Part of that evolution can be already seen in the rise of CBD, which has been hailed by some for its anti-stress and relaxation effects. CBD’s popularity is indicative of consumer interest in holistic natural wellness products aimed at improving mood, sleep, cognition and other specific health areas. According to Micah Greenhill, beverage marketing manager at ADM, ingredients and flavors that “support mental clarity and focus” will rise in demand in the coming year. Even a legacy strategic brand like Coca-Cola’s Powerade is open to embracing new functional offerings; the company’s new Powerade Ultra contains on-trend fitness ingredients like creatine and brain chain amino acids (BCAAs).
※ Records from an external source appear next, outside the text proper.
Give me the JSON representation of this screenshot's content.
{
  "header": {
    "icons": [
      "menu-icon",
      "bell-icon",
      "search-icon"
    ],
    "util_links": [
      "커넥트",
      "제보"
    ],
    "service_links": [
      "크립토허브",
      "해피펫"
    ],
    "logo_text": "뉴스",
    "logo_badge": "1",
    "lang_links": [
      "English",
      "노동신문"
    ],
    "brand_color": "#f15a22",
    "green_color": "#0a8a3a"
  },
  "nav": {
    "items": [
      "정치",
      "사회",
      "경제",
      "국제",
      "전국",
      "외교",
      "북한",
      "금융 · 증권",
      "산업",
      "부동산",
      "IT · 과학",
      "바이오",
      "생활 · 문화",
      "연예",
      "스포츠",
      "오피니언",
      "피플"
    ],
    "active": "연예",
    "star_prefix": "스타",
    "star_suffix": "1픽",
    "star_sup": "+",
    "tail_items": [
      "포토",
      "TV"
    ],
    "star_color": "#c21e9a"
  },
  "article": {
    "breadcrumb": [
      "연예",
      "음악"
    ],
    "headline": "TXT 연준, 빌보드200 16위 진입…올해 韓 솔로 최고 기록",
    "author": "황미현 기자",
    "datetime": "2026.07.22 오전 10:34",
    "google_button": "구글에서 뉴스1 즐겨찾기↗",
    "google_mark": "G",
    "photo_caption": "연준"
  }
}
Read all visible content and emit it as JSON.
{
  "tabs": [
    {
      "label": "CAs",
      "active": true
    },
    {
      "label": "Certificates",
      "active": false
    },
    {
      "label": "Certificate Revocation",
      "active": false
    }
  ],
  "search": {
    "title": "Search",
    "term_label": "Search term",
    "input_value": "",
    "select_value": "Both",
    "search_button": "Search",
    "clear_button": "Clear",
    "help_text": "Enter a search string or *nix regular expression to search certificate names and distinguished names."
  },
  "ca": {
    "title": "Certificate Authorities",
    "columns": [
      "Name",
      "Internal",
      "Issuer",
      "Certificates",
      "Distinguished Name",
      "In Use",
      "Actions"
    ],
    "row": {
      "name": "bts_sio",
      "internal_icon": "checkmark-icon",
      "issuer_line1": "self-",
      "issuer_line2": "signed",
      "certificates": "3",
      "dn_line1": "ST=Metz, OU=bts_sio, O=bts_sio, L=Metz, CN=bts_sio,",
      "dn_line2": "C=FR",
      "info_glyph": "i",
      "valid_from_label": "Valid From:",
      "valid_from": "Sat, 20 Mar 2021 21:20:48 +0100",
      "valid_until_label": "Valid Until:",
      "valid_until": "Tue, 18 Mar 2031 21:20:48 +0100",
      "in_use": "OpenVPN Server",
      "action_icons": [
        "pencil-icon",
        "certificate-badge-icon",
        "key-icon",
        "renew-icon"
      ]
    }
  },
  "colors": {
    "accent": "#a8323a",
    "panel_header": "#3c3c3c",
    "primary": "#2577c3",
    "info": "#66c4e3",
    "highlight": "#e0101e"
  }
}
The shift in tack from brands reflects how consumers are now looking for food and beverages that will “help them fulfill their holistic health needs,” according to Christina Witter of Symrise.

“That means products and consumption occasions have the opportunity to add functional ingredients targeted at specific wellness properties like brain health, gut health, calming properties and soft energy, just to name a few,” she said.

Gut health and digestion also continue to drive interest, with consumers “increasingly viewing digestive health as an important factor in overall wellbeing,” Greenhill added.

“We’re anticipating a large focus on digestive and metabolic health as many consumers link healthy digestion to playing a key role in both short-term and long-term health and well-being,” he said.

That health halo can also extend into flavoring. The desire for alternative natural sweeteners in reduced sugar products has helped drive interest in subtle, sweet flavors, like honey and florals.

“The health and wellness concept has evolved into an overall conscious state of awareness, embracing health of the body, mind and the environment,” said Massumoto. “This state of being is influencing consumers to look for beverage solutions that will complement their evolved state, creating an incredible room for innovation to support these claims.”